Editorials from Northern Newspapers
Many newspapers favored allowing the southern states to peacefully leave as the one below by Greeley.
But later in February and March of 1861, the sentiments changed...
"If the Declaration of Independence justified the secession of 3,000,000 colonists in 1776, I do not see why the Constitution ratified by the same
men should not justify the secession of 5,000,000 of the Southerners from the Federal Union in 1861...
We have repeatedly said, and we once more insist that the great principle embodied by Jefferson in the Declaration of Independence that government
derives its power from the consent of the governed is sound and just, then if the Cotton States, the Gulf States or any other States choose to form
an independent nation they have a clear right to do it...
The right to secede may be a revolutionary one, but it exists nevertheless; and we do not see how one party can have a right to do what another
party has a right to prevent. We must ever resist the asserted right of any State to remain in the Union and nullify or defy the laws thereof;
to withdraw from the Union is another matter. And when a section of our Union resolves to go out, we shall resist any coercive acts to keep
it in. We hope never to live in a Republic where one section is pinned to the other section by bayonets ." --Horace Greeley, New York Tribune
[ full editorial 12/17/1860 ]
"The predicament in which both the Government and the commerce of the country are placed, through the non-enforcement of our revenue laws,
is now thoroughly understood the world over....If the manufacturer at Manchester [England] can send his goods into the Western States
through New Orleans at less cost than through New York, he is a fool for not availing himself of his advantage...If the importations of
the counrty are made through Southern ports, its exports will go through the same channel. The produce of the West, instead of coming to
our own port by millions of tons, to be transported abroad by the same ships through which we received our importations, will seek other
routes and other outlets. With the lost of our foreign trade, what is to become of our public works, conducted at the cost of many huindred
millions of dollars, to turn into our harbor the products of the interior? They share in the common ruin. So do our manufacturers...Once
at New Orleans, goods may be distributed over the whole country duty-free. The process is perfectly simple... The commercial bearing of
the question has acted upon the North...We now see clearly whither we are tending, and the policy we must adopt. With us it is no longer
an abstract question---one of Constitutional construction, or of the reserved or delegated powers of the State or Federal government, but
of material existence and moral position both at home and abroad.....We were divided and confused till our pockets were touched."

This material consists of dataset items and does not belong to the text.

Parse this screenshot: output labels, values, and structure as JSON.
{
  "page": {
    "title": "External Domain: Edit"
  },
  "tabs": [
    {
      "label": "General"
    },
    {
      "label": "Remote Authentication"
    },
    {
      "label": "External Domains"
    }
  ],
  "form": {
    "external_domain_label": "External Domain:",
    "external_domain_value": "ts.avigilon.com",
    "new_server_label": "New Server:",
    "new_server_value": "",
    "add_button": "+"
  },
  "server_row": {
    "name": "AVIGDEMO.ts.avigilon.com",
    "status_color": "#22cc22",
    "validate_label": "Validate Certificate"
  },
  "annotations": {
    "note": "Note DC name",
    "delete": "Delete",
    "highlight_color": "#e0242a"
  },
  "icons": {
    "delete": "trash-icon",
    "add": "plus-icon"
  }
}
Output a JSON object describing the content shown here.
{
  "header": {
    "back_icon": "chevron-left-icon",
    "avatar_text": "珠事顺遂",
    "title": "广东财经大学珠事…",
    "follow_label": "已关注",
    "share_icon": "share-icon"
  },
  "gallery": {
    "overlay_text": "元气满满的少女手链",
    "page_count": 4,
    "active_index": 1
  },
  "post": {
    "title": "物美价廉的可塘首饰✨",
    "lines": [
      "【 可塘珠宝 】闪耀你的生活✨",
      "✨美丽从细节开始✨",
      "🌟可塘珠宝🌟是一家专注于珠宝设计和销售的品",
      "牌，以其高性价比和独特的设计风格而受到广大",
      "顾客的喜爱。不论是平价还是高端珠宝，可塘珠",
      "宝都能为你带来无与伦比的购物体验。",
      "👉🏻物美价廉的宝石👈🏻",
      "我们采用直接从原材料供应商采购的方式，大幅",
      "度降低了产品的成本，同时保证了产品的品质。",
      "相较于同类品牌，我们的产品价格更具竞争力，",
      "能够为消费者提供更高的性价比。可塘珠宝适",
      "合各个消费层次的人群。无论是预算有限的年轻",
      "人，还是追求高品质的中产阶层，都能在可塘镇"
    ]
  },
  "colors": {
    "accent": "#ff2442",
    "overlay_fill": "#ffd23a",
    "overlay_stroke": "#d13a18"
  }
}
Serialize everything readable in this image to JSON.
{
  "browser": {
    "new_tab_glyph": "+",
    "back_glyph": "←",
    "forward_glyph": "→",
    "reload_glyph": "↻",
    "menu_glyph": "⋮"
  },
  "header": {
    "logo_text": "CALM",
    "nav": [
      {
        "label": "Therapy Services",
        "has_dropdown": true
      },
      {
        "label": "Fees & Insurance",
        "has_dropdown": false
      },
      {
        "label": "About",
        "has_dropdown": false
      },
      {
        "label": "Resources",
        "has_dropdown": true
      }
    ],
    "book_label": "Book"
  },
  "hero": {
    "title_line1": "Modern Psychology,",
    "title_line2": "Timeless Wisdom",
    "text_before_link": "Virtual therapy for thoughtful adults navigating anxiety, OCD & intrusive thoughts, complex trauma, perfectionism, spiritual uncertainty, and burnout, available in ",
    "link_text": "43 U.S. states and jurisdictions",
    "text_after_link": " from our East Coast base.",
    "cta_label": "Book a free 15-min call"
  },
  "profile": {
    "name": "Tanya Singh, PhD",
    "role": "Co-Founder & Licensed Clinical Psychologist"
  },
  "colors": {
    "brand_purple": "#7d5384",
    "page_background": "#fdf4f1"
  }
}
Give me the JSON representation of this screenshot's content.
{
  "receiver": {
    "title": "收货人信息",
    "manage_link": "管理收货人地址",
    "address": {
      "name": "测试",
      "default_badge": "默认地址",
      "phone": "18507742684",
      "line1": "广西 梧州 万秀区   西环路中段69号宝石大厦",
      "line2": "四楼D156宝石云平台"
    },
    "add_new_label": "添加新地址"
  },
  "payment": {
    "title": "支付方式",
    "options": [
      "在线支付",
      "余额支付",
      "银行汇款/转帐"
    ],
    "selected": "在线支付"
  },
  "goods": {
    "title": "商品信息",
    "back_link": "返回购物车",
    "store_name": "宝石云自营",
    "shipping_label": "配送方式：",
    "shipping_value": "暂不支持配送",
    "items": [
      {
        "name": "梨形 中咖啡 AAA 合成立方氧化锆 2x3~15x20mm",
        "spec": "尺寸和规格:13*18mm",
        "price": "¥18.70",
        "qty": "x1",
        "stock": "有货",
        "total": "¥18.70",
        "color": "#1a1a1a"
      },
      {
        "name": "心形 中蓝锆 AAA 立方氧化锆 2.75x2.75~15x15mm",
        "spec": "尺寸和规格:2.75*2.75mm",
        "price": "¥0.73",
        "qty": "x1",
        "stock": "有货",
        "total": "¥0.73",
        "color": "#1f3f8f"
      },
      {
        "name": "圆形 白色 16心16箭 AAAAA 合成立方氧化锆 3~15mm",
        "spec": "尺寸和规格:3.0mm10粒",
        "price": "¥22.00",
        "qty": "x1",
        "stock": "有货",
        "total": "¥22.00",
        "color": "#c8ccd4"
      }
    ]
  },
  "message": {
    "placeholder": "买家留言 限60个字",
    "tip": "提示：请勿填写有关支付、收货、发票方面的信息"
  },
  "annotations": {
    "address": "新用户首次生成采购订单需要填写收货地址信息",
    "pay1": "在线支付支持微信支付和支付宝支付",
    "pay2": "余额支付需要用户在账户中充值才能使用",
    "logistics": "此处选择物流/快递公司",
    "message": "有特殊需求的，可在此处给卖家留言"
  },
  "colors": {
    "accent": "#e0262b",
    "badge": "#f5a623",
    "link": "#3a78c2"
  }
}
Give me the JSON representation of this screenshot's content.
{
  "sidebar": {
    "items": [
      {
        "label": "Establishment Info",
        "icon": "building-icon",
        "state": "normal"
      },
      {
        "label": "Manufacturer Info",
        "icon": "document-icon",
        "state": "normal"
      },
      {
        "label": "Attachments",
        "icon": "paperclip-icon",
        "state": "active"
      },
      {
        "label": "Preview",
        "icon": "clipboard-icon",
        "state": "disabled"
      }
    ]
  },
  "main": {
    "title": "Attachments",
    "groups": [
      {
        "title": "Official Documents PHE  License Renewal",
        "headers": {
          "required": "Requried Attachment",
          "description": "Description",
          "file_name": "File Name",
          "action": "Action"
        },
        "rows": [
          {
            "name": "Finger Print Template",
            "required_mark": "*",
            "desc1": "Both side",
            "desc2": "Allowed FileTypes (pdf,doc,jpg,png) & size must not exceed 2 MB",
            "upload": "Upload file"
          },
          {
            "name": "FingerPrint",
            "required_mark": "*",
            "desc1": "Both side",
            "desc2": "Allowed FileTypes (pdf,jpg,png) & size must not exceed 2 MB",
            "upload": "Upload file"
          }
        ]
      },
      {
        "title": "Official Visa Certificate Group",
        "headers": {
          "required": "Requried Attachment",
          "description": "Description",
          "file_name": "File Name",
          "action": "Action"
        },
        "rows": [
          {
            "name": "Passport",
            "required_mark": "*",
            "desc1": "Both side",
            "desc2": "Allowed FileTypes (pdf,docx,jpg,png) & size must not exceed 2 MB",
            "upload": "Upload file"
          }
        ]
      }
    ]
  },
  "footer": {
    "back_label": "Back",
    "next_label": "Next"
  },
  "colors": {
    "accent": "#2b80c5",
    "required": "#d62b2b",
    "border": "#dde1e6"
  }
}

---New York Times March 30, 1861
"The Southern Confederacy will not employ our ships or buy our goods. What is our shipping without it? Literally nothing....It is very
clear that the South gains by this process, and we lose. No---we MUST NOT "let the South go." "
----Union Democrat , Manchester, NH, February 19, 1861
From a story entitled: "What shall be done for a revenue?"
"That either revenue from duties must be collected in the ports of the rebel states, or the ports must be closed to importations from abroad....
If neither of these things be done, our revenue laws are substantially repealed; the sources which supply our treasury will be dried up; we
shall have no money to carry on the government; the nation will become bankrupt before the next crop of corn is ripe.....Allow rail road iron
to be entered at Savannah with the low duty of ten per cent, which is all that the Southern Confederacy think of laying on imported goods, and
not an ounce more would be imported at New York; the railroads would be supplied from the southern ports.
---New York Evening Post March 12, 1861, recorded in Northern Editorials on Secession, Howard C. Perkins, ed., 1965, pp. 598-599.